There are three critical hinges on the door of a child’s life.
- 2-3: The Toddler, when motor skills are gearing up, need to be nurtured and given the rod.
- 12-13: Teenager, when hormonal changes are heating up, need to be given guidance
- 22-23: Twenty something… when life decisions are opening up, need to be given wisdom
If you let your child’s soul go undisciplined at the initial stage then every successive stage will be more difficult for both you and them. I have seen so many parents in for counseling with and about their teenagers and they throw up their hands…not knowing what to do with them and yet they always say he/she is a good kid. Parents are very stressed by their child’s unruly behavior and the child resents the idea that the parent is just now trying to control their behavior. That is why we must train them up while they are young. The other great neglect is the parents who once their children become teenagers they almost completely abandon them to living their own life and making their own decisions rather than mentoring and guiding them through the rough waters of young adulthood.

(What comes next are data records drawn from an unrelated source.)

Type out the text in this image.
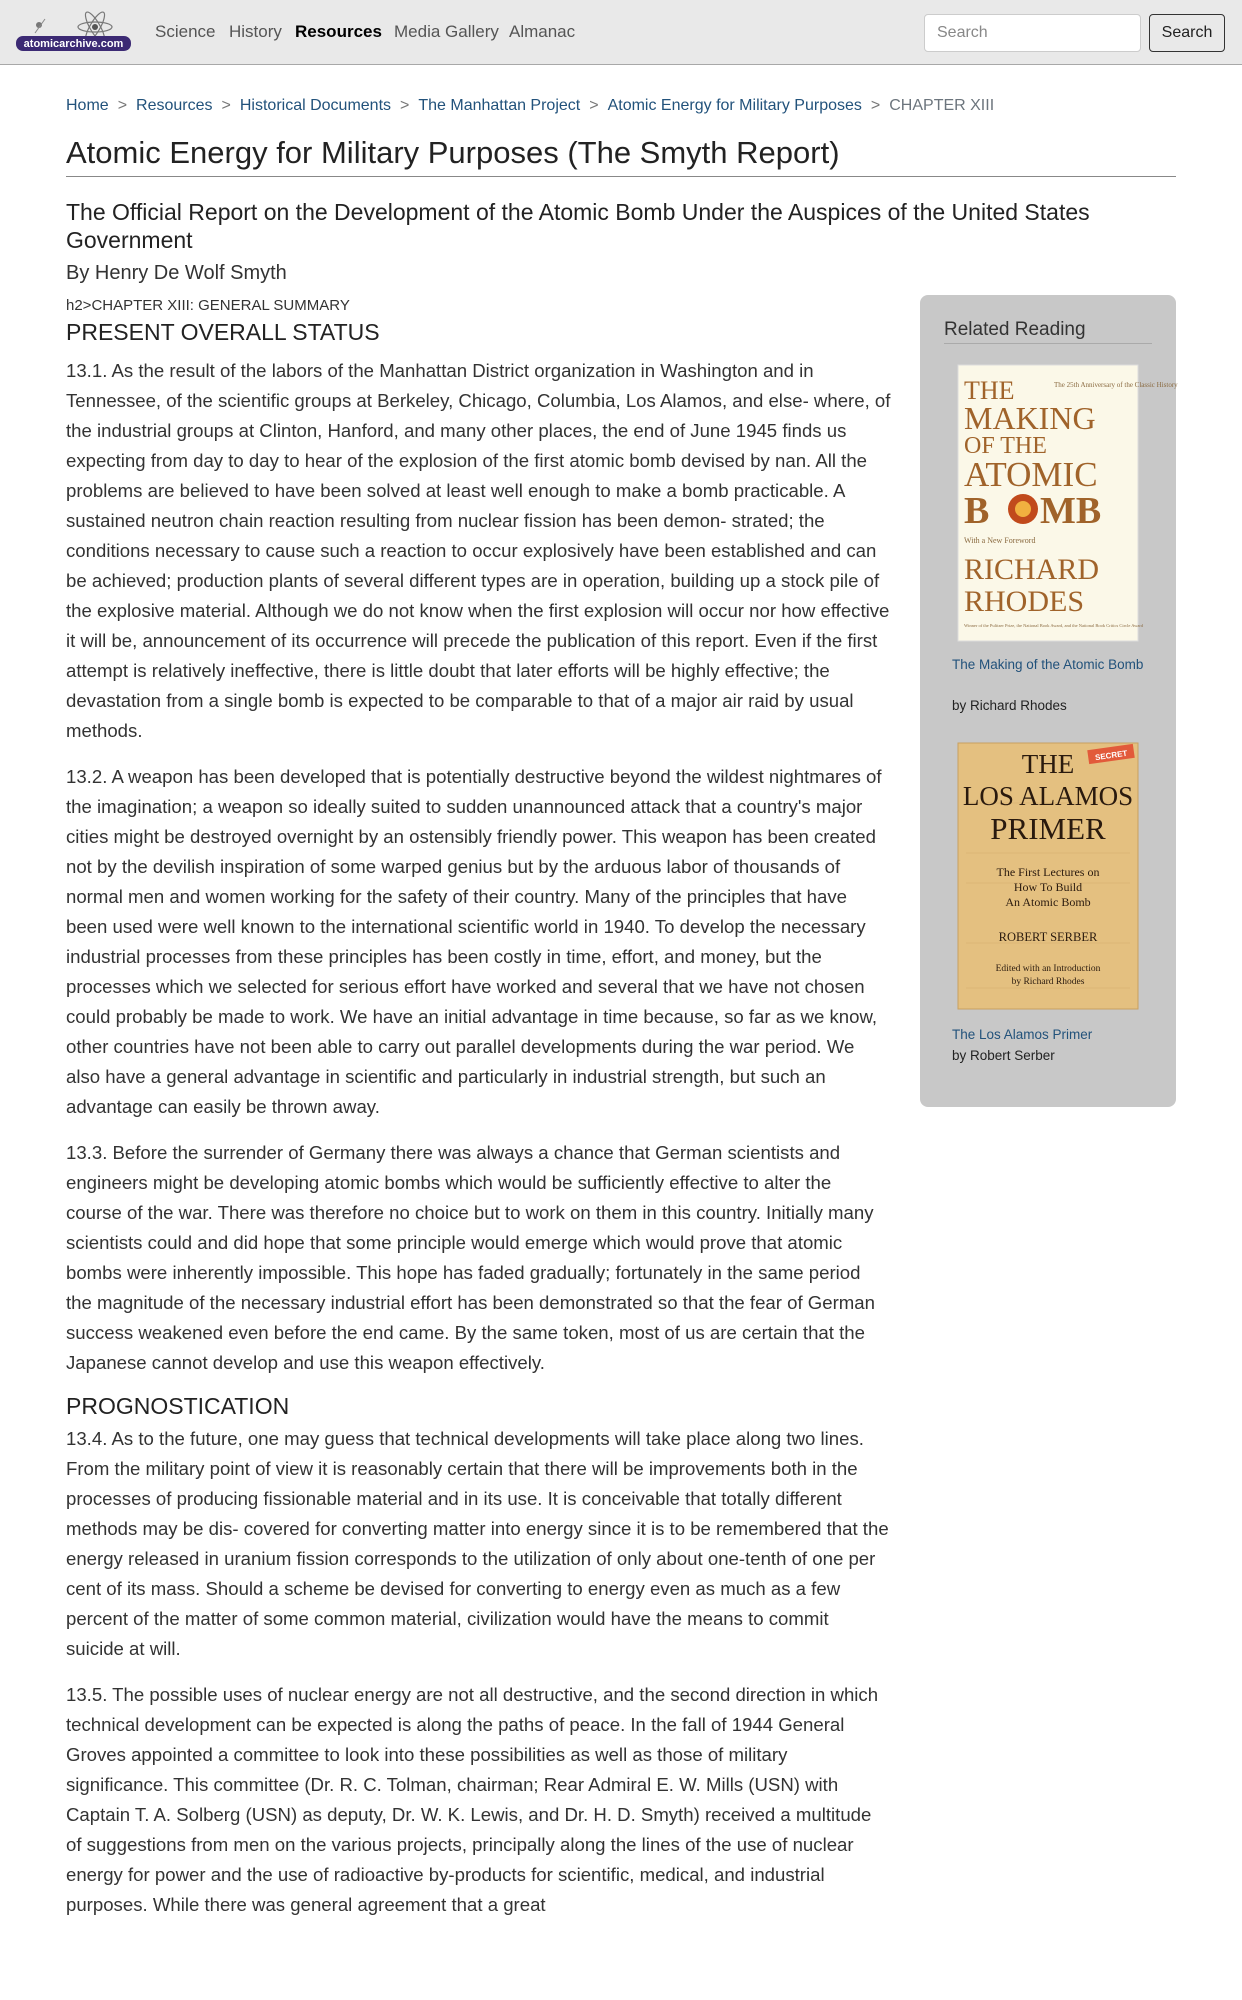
atomicarchive.com
Science History Resources Media Gallery Almanac
Search	Search
Home > Resources > Historical Documents > The Manhattan Project > Atomic Energy for Military Purposes > CHAPTER XIII
Atomic Energy for Military Purposes (The Smyth Report)
The Official Report on the Development of the Atomic Bomb Under the Auspices of the United States Government
By Henry De Wolf Smyth
h2>CHAPTER XIII: GENERAL SUMMARY
PRESENT OVERALL STATUS

13.1. As the result of the labors of the Manhattan District organization in Washington and in Tennessee, of the scientific groups at Berkeley, Chicago, Columbia, Los Alamos, and else- where, of the industrial groups at Clinton, Hanford, and many other places, the end of June 1945 finds us expecting from day to day to hear of the explosion of the first atomic bomb devised by nan. All the problems are believed to have been solved at least well enough to make a bomb practicable. A sustained neutron chain reaction resulting from nuclear fission has been demon- strated; the conditions necessary to cause such a reaction to occur explosively have been established and can be achieved; production plants of several different types are in operation, building up a stock pile of the explosive material. Although we do not know when the first explosion will occur nor how effective it will be, announcement of its occurrence will precede the publication of this report. Even if the first attempt is relatively ineffective, there is little doubt that later efforts will be highly effective; the devastation from a single bomb is expected to be comparable to that of a major air raid by usual methods.

13.2. A weapon has been developed that is potentially destructive beyond the wildest nightmares of the imagination; a weapon so ideally suited to sudden unannounced attack that a country's major cities might be destroyed overnight by an ostensibly friendly power. This weapon has been created not by the devilish inspiration of some warped genius but by the arduous labor of thousands of normal men and women working for the safety of their country. Many of the principles that have been used were well known to the international scientific world in 1940. To develop the necessary industrial processes from these principles has been costly in time, effort, and money, but the processes which we selected for serious effort have worked and several that we have not chosen could probably be made to work. We have an initial advantage in time because, so far as we know, other countries have not been able to carry out parallel developments during the war period. We also have a general advantage in scientific and particularly in industrial strength, but such an advantage can easily be thrown away.

13.3. Before the surrender of Germany there was always a chance that German scientists and engineers might be developing atomic bombs which would be sufficiently effective to alter the course of the war. There was therefore no choice but to work on them in this country. Initially many scientists could and did hope that some principle would emerge which would prove that atomic bombs were inherently impossible. This hope has faded gradually; fortunately in the same period the magnitude of the necessary industrial effort has been demonstrated so that the fear of German success weakened even before the end came. By the same token, most of us are certain that the Japanese cannot develop and use this weapon effectively.

PROGNOSTICATION

13.4. As to the future, one may guess that technical developments will take place along two lines. From the military point of view it is reasonably certain that there will be improvements both in the processes of producing fissionable material and in its use. It is conceivable that totally different methods may be dis- covered for converting matter into energy since it is to be remembered that the energy released in uranium fission corresponds to the utilization of only about one-tenth of one per cent of its mass. Should a scheme be devised for converting to energy even as much as a few percent of the matter of some common material, civilization would have the means to commit suicide at will.

13.5. The possible uses of nuclear energy are not all destructive, and the second direction in which technical development can be expected is along the paths of peace. In the fall of 1944 General Groves appointed a committee to look into these possibilities as well as those of military significance. This committee (Dr. R. C. Tolman, chairman; Rear Admiral E. W. Mills (USN) with Captain T. A. Solberg (USN) as deputy, Dr. W. K. Lewis, and Dr. H. D. Smyth) received a multitude of suggestions from men on the various projects, principally along the lines of the use of nuclear energy for power and the use of radioactive by-products for scientific, medical, and industrial purposes. While there was general agreement that a great

Related Reading
The 25th Anniversary of the Classic History
THE
MAKING
OF THE
ATOMIC
B MB
With a New Foreword
RICHARD
RHODES
Winner of the Pulitzer Prize, the National Book Award, and the National Book Critics Circle Award
The Making of the Atomic Bomb
by Richard Rhodes
SECRET
THE
LOS ALAMOS
PRIMER
The First Lectures on
How To Build
An Atomic Bomb
ROBERT SERBER
Edited with an Introduction
by Richard Rhodes
The Los Alamos Primer
by Robert Serber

So then, as the undisciplined child grows up they may appear to function well in society, but their interior quality of life will now be tested as never before because it was never formed and harnessed as a toddler and teen. It will be tested in friendships, opposite sex relationships, authorities in life, productivity on the job, and in handling the everyday temptations of life.
Richard Foster refers to discipline as a means of grace. Therefore, if a child is unformed by discipline they are missing out on the grace of life/God. They become deficient in matters of self control and character development. So I admonish you to read the Proverbs about training up your child, and recognize that discipline is the means of giving to the spirit, the grace necessary to form it into the character of Christ.
Michael,
I liked and agree with your post. It is frustrating to go to a restaurant and have unruly children, who should know better, being a disruptive presence for others. However, keep in mind that our society is so on edge about potential abuse that it may be difficult for some parents to discipline their child in public without some well-meaning but mis-intentioned individual crying “foul”. So it may not always be an issue with the parent not wanting to discipline the child as it is a concern of not wanting to appear abusive in public. I think it helps if a child also has other mentors who are allowed by the parents to tell a child when they’re stepping out of line. Even in raising children, it seems it requires a community.